1. Dana BW, Dahlberg S, Miller TP, et al: M-BACOD treatment for intermediate- and high-grade malignant lymphomas: A SWOG phase II trial. J Clin Oncol 8:1155-1162, 1990.

2. Wood W, Budman D, Korzun A, et al: Dose and dose intensity of adjuvant chemotherapy for stage II, node-positive breast cancer. N Engl J Med 330:1253-1259, 1994.

3. Bosly A, Coiffier B, Gisselbrecht C, et al: Bone marrow transplantation prolongs survival after relapse in aggressive-lymphoma patients treated with the LNH-84 regimen. J Clin Oncol 10:1615-1623, 1992.

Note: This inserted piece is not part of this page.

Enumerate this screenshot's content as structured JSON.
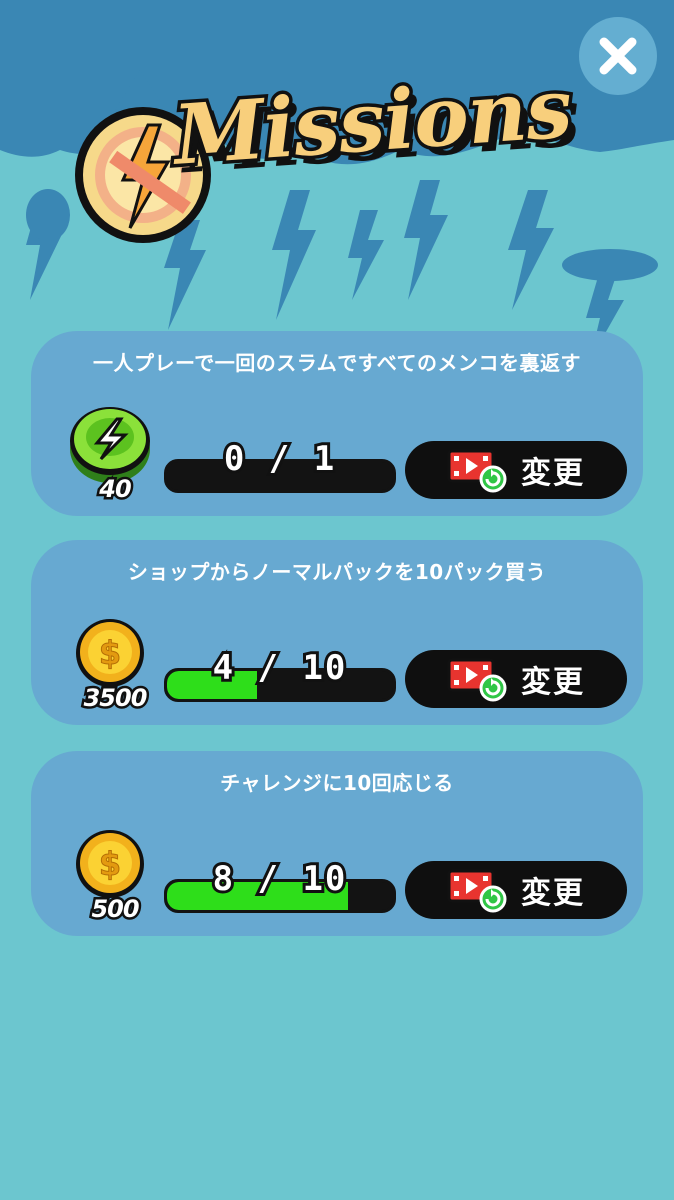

4. Haioun C, Lepage E, Gisselbrecht C, et al: Comparison of autologous bone marrow transplantation (ABMT) with sequential chemotherapy for aggressive non-Hodgkin's lymphoma (NHL) in first complete remission: A study of 464 patients (LNH87 protocol). Blood 82(87a):334, 1993.

5. Philip T, Guglieimi C, Chauvin F, et al: Autologous bone marrow transplantation (ABMT) vs conventional chemotherapy (DHAP) in relapsed non-Hodgkin lymphoma (NHL): Final analysis of the PARMA randomized study (216 patients). Proc Am Soc Clin Oncol 14:390, 1995.

6. Cooper IA, Wolf MM, Robertson TI, et al: Randomized comparison of MACOP-B and CHOP in patients with intermediate-grade non-Hodgkin's lymphoma. J Clin Oncol 12:769-778, 1994.

7. Gianni AM, Bregni M, Siena S, et al: Prospective randomized comparison of MACOP-B vs rhGM-CSF-supported high-dose sequential myeloablative chemoradiotherapy in diffuse large-cell lymphoma. Proc Am Soc Clin Oncol 10:274, 1991.

8. Zinzani PL, Tura S, Mazza P, et al: ABMT vs DHAP in residual disease following third generation regimens for aggressive non-Hodgkin's lymphomas. Fifth International Conference on Malignant Lymphoma, p 41a, 1993.

9. Verdonck L, Van Putten W, Hagenbeek A, et al: Comparison of CHOP chemotherapy with ABMT for slowly responding patients with aggressive non-Hodgkin's lymphoma. N Engl J Med 332:1045-1051, 1995.